Using debt to pay for a big trip has never been more alluring. Americans are rekindling their love for plastic as household wages increase, and credit card rewards make it tempting to use plastic and rack up points that can be redeemed later. But credit cards also have the tendency to drive some consumers to spend more than they can afford.

Travelers who say they are planning to take on debt to pay for their vacation will spend nearly twice as much as the average vacationer. These debt users will spend $4,351 on average. Vacationers who plan to dodge debt will spend just $2,936. And debt users will use debt to cover an even larger share of their total vacation expenses – 38 percent versus 20 percent – according to the survey.

Not surprisingly, the vacationers who said they are debt-free were the least likely to finance their vacations with debt.

If you’d like to take a fantastic summer vacation – without racking up more credit card debt – here are a few tips to save on your getaway.

Don’t let your fear of missing out drive you into debt. In the survey, 31 percent of vacationers who have debt said they felt pressured to take a vacation, even though they’d rather pay down their debt. It can be difficult to stick to financial goals when it seems like everyone in your Instagram feed is uploading photos of themselves on the beach. Consider muting your social media apps for a while.

Visit a national park or state park. Skip the all-inclusive resort and plan a family camping trip to a state or national park. Parks typically charge less than $20 per person and many offer campsite rentals. Hiking is free, so pick up a map of nearby trails and spend the day exploring. By cooking your own meals on site, you’ll avoid pricey restaurant bills. Choose budget-friendly items you can repurpose for several meals. For example, a large container of oatmeal costs only a few dollars but should cover three breakfasts for a family of four. For mix-ins, purchase a jumbo container of trail mix, which can double as a snack during the day. Pick up enough ground beef for burgers one night and tacos another.

Use connections with family and friends. Lodging is one of the most expensive parts of any vacation. If you can find a free place to stay with family or friends, you’re well on your way to staying on budget. But you don’t always need a personal connection to save on lodging. If you live in a desirable city, you could check out house-swapping sites such as HomeExchange or HomeLink. The sites help match you with travelers who live where you want to travel and want to travel where you live.

Make it a group trip. For young adults, planning a trip with several friends is a good way to spread out the expenses. You can split the costs of an Airbnb or hotel room, divvy up the cost of gas and cover your meals on your own. The only thing to worry about is that everyone pays a fair share of expenses. Use apps like Venmo and Splitwise to keep tabs on who owes what.

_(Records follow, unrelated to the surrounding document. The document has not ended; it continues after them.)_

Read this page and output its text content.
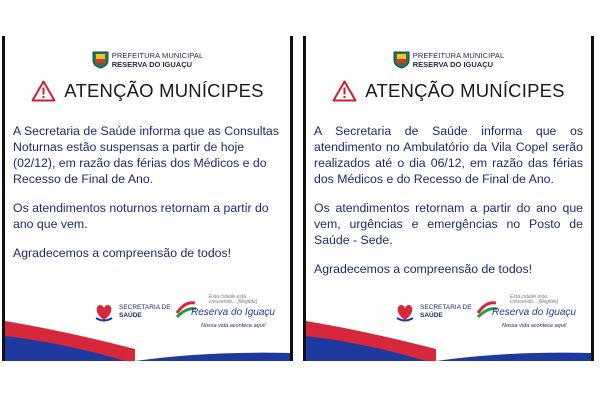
PREFEITURA MUNICIPAL
RESERVA DO IGUAÇU
ATENÇÃO MUNÍCIPES

A Secretaria de Saúde informa que as Consultas Noturnas estão suspensas a partir de hoje (02/12), em razão das férias dos Médicos e do Recesso de Final de Ano.

Os atendimentos noturnos retornam a partir do ano que vem.

Agradecemos a compreensão de todos!

SECRETARIA DE
SAÚDE
Esta cidade está crescendo... [illegible]
Reserva do Iguaçu
Nossa vida acontece aqui!
PREFEITURA MUNICIPAL
RESERVA DO IGUAÇU
ATENÇÃO MUNÍCIPES

A Secretaria de Saúde informa que os atendimento no Ambulatório da Vila Copel serão realizados até o dia 06/12, em razão das férias dos Médicos e do Recesso de Final de Ano.

Os atendimentos retornam a partir do ano que vem, urgências e emergências no Posto de Saúde - Sede.

Agradecemos a compreensão de todos!

SECRETARIA DE
SAÚDE
Esta cidade está crescendo... [illegible]
Reserva do Iguaçu
Nossa vida acontece aqui!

Save ahead of time. Waiting until the last minute to plan a vacation is one of the easiest ways to kill your budget. Prices for flights only get steeper the closer you book to your travel dates, and budget hotel rooms can fill up far in advance in popular destinations. Even if you may not know where you want to travel, at the very least consider opening a separate savings account at the beginning of the year and setting aside money from each paycheck.

Travel off-peak. Peak summer travel begins after Memorial Day and extends through Labor Day. If you can hold off on the urge to travel during those months, you can cash in on off-peak prices for big-budget items such as airfare and lodging. Daily deals sites, such as Groupon, can be particularly good at scrounging up discount getaways during off-peak months.